Мешать судьбе – неоправданная глупость. То, что должно случиться – случится; а то, чего быть и не могло – того и не будет вовсе. Люди порой забывают об этом простом правиле и пытаются двигать камни мироздания, на которых держится этот мир, стремятся проломить его под себя. И в конце расплачиваются своим же разумом, духом и иногда жизнью. А стоит им опомниться, как всё вокруг тут же рушится, оставив вершителя судеб утопать в одиночестве. И я, похоже, совершил ту же ошибку.
Ещё пара дней прошли в забытье. Смерть Виктора подкосила всех нас, накрыла каждого непроницаемым куполом, отгородив от внешнего мира, который, к сожалению, неслышно для нас становился всё мрачнее и мрачнее. Мы пытались сказать друг другу хоть что-то, случайно встретившись в коридоре, но проходили мимо, не произнося ни слова, в надежде, что всё само собой образуется, что это не навсегда и скоро всё станет как раньше. Но стоило мне раскрыть рот и начать вновь твердить о возможности оставить всё на своих местах, как купола рушились, разрывая между нами обет молчания, позволяя ярости и гневу вырваться наружу.
– А я тебе ещё раз говорю: мы уедем отсюда, с тобой или без тебя! – Отто был на взводе как никогда раньше. Его доселе бледное лицо с впалыми щеками багровело каждый раз, стоило нам затеять уже давно избитый разговор.
– Разве вы можете так поступить? Почему вы так жестоки со мной?
– Проснись, Александр! Мир не крутится вокруг тебя! – он злился, и я его не винил. Отчасти, а, может, и полностью, он был прав. И возвращаясь в свою комнату в расстроенных чувствах, я прекрасно сознавал ничтожность своих попыток.

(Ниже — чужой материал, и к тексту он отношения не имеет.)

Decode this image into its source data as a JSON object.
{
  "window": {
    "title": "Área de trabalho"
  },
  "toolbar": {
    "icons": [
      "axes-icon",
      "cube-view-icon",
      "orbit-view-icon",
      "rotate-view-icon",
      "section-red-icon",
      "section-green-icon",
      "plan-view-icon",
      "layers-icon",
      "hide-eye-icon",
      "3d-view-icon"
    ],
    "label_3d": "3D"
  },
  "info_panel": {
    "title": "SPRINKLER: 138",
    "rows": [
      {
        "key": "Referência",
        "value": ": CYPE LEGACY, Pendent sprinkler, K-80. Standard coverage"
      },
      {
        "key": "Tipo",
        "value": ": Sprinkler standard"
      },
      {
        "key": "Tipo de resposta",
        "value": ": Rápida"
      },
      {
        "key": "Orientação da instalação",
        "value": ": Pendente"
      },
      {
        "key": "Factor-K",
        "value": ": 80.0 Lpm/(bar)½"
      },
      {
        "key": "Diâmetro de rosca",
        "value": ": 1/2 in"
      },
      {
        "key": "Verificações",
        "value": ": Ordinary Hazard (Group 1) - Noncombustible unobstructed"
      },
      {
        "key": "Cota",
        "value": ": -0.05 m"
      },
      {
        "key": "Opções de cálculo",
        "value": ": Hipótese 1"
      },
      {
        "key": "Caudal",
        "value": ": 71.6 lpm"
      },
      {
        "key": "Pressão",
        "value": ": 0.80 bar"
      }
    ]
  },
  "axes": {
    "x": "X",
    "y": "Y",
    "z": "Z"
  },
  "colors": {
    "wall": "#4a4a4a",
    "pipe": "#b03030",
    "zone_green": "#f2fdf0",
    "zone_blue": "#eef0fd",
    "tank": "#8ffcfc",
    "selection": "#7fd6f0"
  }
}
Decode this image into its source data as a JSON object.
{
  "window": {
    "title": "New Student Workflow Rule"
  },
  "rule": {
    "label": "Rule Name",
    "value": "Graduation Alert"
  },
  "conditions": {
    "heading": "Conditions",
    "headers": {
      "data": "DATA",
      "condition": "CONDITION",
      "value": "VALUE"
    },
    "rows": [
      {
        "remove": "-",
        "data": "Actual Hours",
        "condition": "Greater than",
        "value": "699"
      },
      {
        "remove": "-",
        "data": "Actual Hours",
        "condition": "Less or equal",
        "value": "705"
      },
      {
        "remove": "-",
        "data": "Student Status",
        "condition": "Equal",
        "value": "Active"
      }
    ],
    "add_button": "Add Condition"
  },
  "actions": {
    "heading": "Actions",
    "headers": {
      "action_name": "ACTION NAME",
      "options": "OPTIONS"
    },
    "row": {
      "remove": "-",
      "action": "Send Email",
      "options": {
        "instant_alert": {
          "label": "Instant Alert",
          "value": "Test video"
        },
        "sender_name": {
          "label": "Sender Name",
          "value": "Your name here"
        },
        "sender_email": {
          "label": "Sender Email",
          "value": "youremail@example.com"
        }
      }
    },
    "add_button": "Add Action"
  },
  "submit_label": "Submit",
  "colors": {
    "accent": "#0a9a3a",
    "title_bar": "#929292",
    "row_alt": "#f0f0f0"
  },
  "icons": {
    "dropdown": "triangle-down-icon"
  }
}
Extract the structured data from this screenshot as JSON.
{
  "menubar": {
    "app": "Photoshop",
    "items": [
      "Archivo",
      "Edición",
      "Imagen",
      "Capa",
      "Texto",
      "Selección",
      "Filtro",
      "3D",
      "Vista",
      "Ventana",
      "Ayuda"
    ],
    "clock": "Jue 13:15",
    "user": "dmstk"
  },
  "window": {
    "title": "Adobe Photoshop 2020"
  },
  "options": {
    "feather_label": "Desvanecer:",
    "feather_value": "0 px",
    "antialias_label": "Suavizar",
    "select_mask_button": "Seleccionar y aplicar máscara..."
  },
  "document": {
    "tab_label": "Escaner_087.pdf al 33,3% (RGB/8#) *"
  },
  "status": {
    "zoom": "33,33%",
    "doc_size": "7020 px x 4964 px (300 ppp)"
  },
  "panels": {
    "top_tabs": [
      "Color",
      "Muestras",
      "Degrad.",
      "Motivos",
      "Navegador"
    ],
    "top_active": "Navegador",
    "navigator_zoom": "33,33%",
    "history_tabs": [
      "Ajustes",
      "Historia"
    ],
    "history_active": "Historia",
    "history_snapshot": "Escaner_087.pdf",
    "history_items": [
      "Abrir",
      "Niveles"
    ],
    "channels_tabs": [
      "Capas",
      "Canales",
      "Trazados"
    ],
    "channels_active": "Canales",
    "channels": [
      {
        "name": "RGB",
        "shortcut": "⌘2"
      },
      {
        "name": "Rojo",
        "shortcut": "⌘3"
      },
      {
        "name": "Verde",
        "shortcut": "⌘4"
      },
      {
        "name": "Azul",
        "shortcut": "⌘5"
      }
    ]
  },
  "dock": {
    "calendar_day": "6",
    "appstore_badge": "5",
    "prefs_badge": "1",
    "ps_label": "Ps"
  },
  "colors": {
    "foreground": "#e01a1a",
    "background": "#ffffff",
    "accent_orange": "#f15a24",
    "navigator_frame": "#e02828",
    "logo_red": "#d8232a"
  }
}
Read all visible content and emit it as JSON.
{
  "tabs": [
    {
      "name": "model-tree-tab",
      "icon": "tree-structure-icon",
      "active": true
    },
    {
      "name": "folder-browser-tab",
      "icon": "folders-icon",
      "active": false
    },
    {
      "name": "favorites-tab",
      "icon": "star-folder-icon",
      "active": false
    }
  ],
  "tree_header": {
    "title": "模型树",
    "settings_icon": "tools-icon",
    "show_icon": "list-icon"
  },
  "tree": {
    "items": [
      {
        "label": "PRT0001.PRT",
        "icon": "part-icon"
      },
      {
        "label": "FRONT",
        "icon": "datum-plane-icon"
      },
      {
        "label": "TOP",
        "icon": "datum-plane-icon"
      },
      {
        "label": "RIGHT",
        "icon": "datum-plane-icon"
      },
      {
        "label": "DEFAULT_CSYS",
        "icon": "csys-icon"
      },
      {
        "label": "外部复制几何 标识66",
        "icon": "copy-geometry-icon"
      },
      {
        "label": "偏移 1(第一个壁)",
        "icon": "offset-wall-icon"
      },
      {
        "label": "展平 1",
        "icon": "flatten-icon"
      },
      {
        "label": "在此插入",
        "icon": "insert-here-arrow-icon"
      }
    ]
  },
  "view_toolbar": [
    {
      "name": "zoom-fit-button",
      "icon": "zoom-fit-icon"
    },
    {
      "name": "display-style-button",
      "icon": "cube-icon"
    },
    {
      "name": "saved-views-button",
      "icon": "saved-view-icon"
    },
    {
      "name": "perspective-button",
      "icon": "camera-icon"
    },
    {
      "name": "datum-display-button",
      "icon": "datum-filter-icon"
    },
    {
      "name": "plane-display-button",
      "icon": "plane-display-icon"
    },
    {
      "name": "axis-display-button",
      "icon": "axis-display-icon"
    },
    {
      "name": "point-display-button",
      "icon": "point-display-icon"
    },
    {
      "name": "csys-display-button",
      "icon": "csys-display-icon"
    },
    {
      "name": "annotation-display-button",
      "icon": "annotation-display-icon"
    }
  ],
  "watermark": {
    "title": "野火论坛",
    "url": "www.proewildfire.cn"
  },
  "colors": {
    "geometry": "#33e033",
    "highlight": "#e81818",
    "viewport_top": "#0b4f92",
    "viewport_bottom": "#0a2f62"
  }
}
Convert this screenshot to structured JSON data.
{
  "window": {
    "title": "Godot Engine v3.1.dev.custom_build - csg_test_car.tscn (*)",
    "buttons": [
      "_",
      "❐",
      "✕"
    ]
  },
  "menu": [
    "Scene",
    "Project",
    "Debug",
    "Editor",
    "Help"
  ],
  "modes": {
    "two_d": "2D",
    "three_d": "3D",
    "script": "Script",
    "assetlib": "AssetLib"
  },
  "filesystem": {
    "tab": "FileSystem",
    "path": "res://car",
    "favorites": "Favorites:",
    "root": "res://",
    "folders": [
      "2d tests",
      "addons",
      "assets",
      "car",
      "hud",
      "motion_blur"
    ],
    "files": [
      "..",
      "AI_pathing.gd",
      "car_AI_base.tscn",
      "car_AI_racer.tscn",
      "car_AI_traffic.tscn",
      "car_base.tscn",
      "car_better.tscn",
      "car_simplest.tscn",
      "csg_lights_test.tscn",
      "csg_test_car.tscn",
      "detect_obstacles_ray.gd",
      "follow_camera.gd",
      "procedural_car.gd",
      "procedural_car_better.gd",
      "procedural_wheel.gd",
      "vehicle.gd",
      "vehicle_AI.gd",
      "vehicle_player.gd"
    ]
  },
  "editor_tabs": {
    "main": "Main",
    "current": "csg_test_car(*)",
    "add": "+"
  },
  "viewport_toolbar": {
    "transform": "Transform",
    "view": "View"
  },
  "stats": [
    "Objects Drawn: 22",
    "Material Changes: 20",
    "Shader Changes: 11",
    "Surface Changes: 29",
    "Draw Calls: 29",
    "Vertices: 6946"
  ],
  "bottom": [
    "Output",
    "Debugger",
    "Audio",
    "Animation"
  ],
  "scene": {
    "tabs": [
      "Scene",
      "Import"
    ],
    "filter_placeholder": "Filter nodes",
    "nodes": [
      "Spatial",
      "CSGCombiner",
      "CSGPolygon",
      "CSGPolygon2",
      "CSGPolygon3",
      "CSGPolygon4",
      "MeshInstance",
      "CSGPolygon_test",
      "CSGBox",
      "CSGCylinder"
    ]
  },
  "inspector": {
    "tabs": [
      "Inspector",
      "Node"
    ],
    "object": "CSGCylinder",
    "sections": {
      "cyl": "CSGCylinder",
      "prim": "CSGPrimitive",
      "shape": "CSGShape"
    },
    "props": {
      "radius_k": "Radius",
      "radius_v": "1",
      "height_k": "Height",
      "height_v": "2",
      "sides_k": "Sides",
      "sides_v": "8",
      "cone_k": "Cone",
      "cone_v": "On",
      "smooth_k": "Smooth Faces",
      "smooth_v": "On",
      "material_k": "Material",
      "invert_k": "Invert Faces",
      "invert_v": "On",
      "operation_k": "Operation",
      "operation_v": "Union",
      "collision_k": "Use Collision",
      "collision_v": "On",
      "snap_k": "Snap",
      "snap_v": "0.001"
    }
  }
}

– Он бы ещё саботаж устроил! – послышалось мне, когда я вышел из гостиной. – Дурак!
– То же мне, гений... – буркнул я, поднимаясь по лестнице.
В комнате было по-прежнему пусто и одиноко. С тех пор, как половина города вымерла, ночные звуки больше не наполнялись гамом из парков и грязных бетонных лабиринтов, а из-за соседних стен не раздавались оглушительные крики, топот и звон битой посуды. Мне не хватало этих звуков, и уже через несколько дней их отсутствия мне начали мерещиться крики миссис Хавок, ругательства мисс Камински, надрывной кашель Виктора. Мне казалось, что выйди я в коридор, они тут же бросятся в мои объятия, скажут, что всё позади, что всё стало, как раньше. Я старался не поддаваться этому порыву, и только старая добрая водка помогала забыться на несколько часов. Спустя целую ночь, наполненную алкогольными кошмарами, я открывал глаза и глядел в осыпавшийся потолок. Трещины были больше и больше, и, казалось, скоро дом рухнет. И я молил Бога, чтобы это случилось как можно скорее.
– Мэри, послушай, так ведь нельзя, – взмолился я, осматривая беглым взглядом кухню.
– Оглянитесь вокруг, Александр Петрович! – возмутилась она, складывая в странного вида коричневый мешок разную кухонную утварь. – Мир рушится! Я не намерена сидеть сложа руки! Да и вы наверняка тоже не стали бы.
– Всё не так плохо, его ещё можно спасти.
– Да? И вы знаете как?
– Если бы вы не собирались сбегать, то у нас был бы шанс.
– Мы не сбегаем. Это вы не хотите отпускать своё прошлое и теперь пытаетесь просто держать нас тут, – Мэри подошла ближе и ткнула мне пальцем в грудь. – Но ничего у вас не выйдет. Наше терпение лопнуло. И вы ведь этому всему виной.
Она вышла, хлопнув дверью, а я остался в обществе ножей, вилок и кастрюль, причудливо блестящих в свете бледного зимнего солнца.
Я вышел на улицу и вдохнул свежий утренний воздух. Он неприятно щекотал нос и щипал щёки, залезал под ворот куртки и холодильников после тёплого дома. Пусть этот небольшой мирок и был на волоске от гибели, но он был так же прекрасен, как и несколько лет назад. Всё те же дома, те же деревья в парке, то же безвольное море, хлещущее берег своими пустыми волнами – ничего не изменилось с тех пор, но то, что вокруг, то, что внутри нас, стало другим. Мрак и меланхолия прочно укрепились в наших сердцах, и мы лелеяли их своими пустыми мечтами.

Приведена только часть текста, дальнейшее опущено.